(738d) Investigation of DNA Conjugated Hydrogel Networks Using Discontinuous Molecular Dynamics Simulations

Wang, K. W., North Carolina State University
Benner, S., NC State University
Hall, C. K., North Carolina State University
Betancourt, T., Texas State University
Hydrogels are three-dimensional, cross-linked networks of water-soluble polymer chains. They are used in a variety of applications including diapers, cosmetics, and wound dressings. The features that make hydrogels useful for these types of applications are their high water content, biocompatibility, and ability to store molecules within their networks. In order to better understand how hydrogels store molecules, we have developed a coarse grained model of a hydrogel for use with discontinuous molecular dynamics simulations (DMD). DMD is an efficient technique that allows molecular-level simulations of larger systems at longer timescales than traditional molecular dynamics. We are using DMD simulations to optimize design parameters for the preparation of hydrogels that can be used in drug delivery applications. We model two types of 4-armed poly(ethylene glycols) (PEG-A and PEG-B) precursors covalently functionalized on all ends with two different oligonucleotides and a third oligonucleotide chain (aptamer cross-linker) which is complementary to the sequence of the oligonucleotides in PEG-A and PEG-B. We also model adenosine molecules as single coarse grained molecules with strong attractive interaction toward guanines; adenosine is used as a break-down agent in the hydrogels. Preliminary simulation results starting from an initially uncrosslinked system show that the PEG-A, PEG-B, and cross-linker oligonucleotide bind to each other and form a network due to their Watson-Crick pairing. Once the hydrogel has been formed, it can be dissociated by adding adenosine molecules.

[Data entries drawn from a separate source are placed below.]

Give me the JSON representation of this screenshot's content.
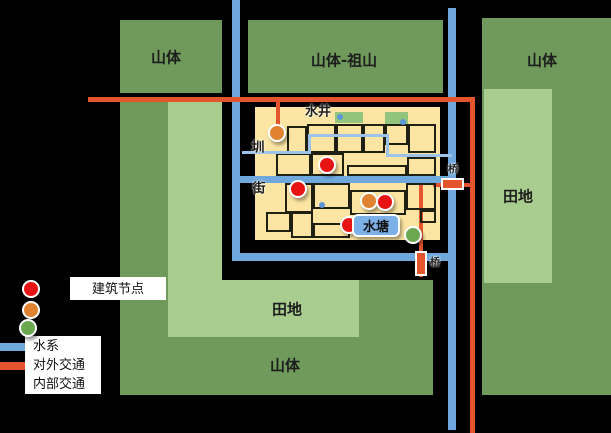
{
  "title": "村落选址格局示意图",
  "labels": {
    "mountain_top_left": "山体",
    "mountain_top_center": "山体-祖山",
    "mountain_top_right": "山体",
    "field_right": "田地",
    "field_bottom": "田地",
    "mountain_bottom": "山体",
    "well": "水井",
    "channel": "圳",
    "street": "街",
    "pond": "水塘",
    "bridge_right": "桥",
    "bridge_south": "桥"
  },
  "legend": {
    "node_items": [
      {
        "label": "建筑节点",
        "color": "#E81414"
      },
      {
        "label": "",
        "color": "#E08330"
      },
      {
        "label": "",
        "color": "#6BA84F"
      }
    ],
    "line_items": [
      {
        "label": "水系",
        "color": "#6FA8DC"
      },
      {
        "label": "对外交通",
        "color": "#E5552D"
      },
      {
        "label": "内部交通",
        "color": "#000000"
      }
    ]
  },
  "colors": {
    "mountain": "#6F9A5B",
    "field": "#A9CD8E",
    "village": "#FCE5A3",
    "plot_green": "#93C47D",
    "water": "#6FA8DC",
    "channel": "#9EC3EB",
    "road": "#E5552D",
    "node_red": "#E81414",
    "node_orange": "#E08330",
    "node_green": "#6BA84F",
    "pond_fill": "#7CB0E6",
    "building_outline": "#1f1f12"
  },
  "map": {
    "buildings": [
      [
        287,
        126,
        20,
        27
      ],
      [
        307,
        124,
        29,
        29
      ],
      [
        336,
        124,
        27,
        29
      ],
      [
        363,
        124,
        22,
        29
      ],
      [
        385,
        124,
        23,
        21
      ],
      [
        408,
        124,
        28,
        29
      ],
      [
        276,
        153,
        35,
        23
      ],
      [
        311,
        153,
        33,
        23
      ],
      [
        347,
        165,
        60,
        11
      ],
      [
        407,
        157,
        29,
        19
      ],
      [
        285,
        183,
        28,
        30
      ],
      [
        313,
        183,
        37,
        26
      ],
      [
        350,
        190,
        56,
        25
      ],
      [
        406,
        183,
        30,
        27
      ],
      [
        266,
        212,
        25,
        20
      ],
      [
        291,
        212,
        22,
        26
      ],
      [
        313,
        223,
        37,
        15
      ],
      [
        420,
        210,
        16,
        13
      ]
    ],
    "plots": [
      {
        "x": 335,
        "y": 112,
        "w": 28,
        "h": 11
      },
      {
        "x": 385,
        "y": 112,
        "w": 23,
        "h": 12
      }
    ],
    "water_points": [
      {
        "x": 340,
        "y": 117,
        "r": 3
      },
      {
        "x": 403,
        "y": 122,
        "r": 3
      },
      {
        "x": 322,
        "y": 205,
        "r": 3
      }
    ],
    "nodes": [
      {
        "type": "orange",
        "color": "#E08330",
        "x": 277,
        "y": 133
      },
      {
        "type": "red",
        "color": "#E81414",
        "x": 327,
        "y": 165
      },
      {
        "type": "red",
        "color": "#E81414",
        "x": 298,
        "y": 189
      },
      {
        "type": "orange",
        "color": "#E08330",
        "x": 369,
        "y": 201
      },
      {
        "type": "red",
        "color": "#E81414",
        "x": 385,
        "y": 202
      },
      {
        "type": "red",
        "color": "#E81414",
        "x": 349,
        "y": 225
      },
      {
        "type": "green",
        "color": "#6BA84F",
        "x": 413,
        "y": 235
      }
    ]
  }
}
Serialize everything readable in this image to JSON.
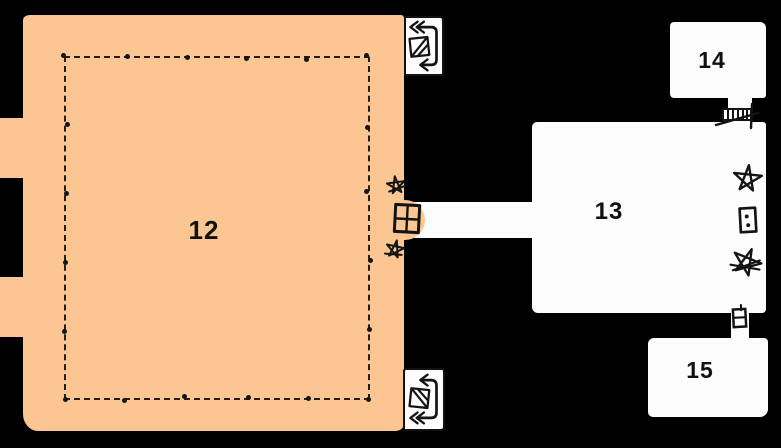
{
  "map": {
    "type": "hand-drawn dungeon floorplan",
    "colors": {
      "background": "#000000",
      "room12_fill": "#FBC691",
      "room_fill": "#FCFCFC",
      "ink": "#141414"
    },
    "rooms": [
      {
        "id": "room-12",
        "label": "12",
        "style": "tan room with dashed pillar-lined inner border, two west exits off map"
      },
      {
        "id": "room-13",
        "label": "13",
        "style": "white room east of room 12, connected by corridor"
      },
      {
        "id": "room-14",
        "label": "14",
        "style": "small white room north-east, door to room 13"
      },
      {
        "id": "room-15",
        "label": "15",
        "style": "small white room south-east, door to room 13"
      }
    ],
    "icons": [
      {
        "name": "spiral-stair-icon",
        "location": "north-east alcove of room 12"
      },
      {
        "name": "spiral-stair-icon",
        "location": "south-east alcove of room 12"
      },
      {
        "name": "four-pane-door-icon",
        "location": "east wall of room 12 at corridor to room 13"
      },
      {
        "name": "star-marker-icon",
        "location": "room 12 east wall, north of door"
      },
      {
        "name": "star-marker-icon",
        "location": "room 12 east wall, south of door"
      },
      {
        "name": "portcullis-door-icon",
        "location": "passage between room 13 and room 14"
      },
      {
        "name": "small-door-icon",
        "location": "passage between room 13 and room 15"
      },
      {
        "name": "pentagram-icon",
        "location": "east side of room 13, top"
      },
      {
        "name": "marked-door-icon",
        "location": "east side of room 13, middle"
      },
      {
        "name": "scribbled-pentagram-icon",
        "location": "east side of room 13, bottom"
      }
    ]
  }
}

Adenosines compete with cytosines to bind guanines, and the decrease of actual guanine-cytosine bindings due to this competition weakens the interactions between the oligonucleotides in PEGs and cross-linker, allowing the dissociation of the hydrogel network. This series of simulations shows that the DNA conjugated hydrogels potentially have drug loading and releasing abilities suitable for use in medical applications.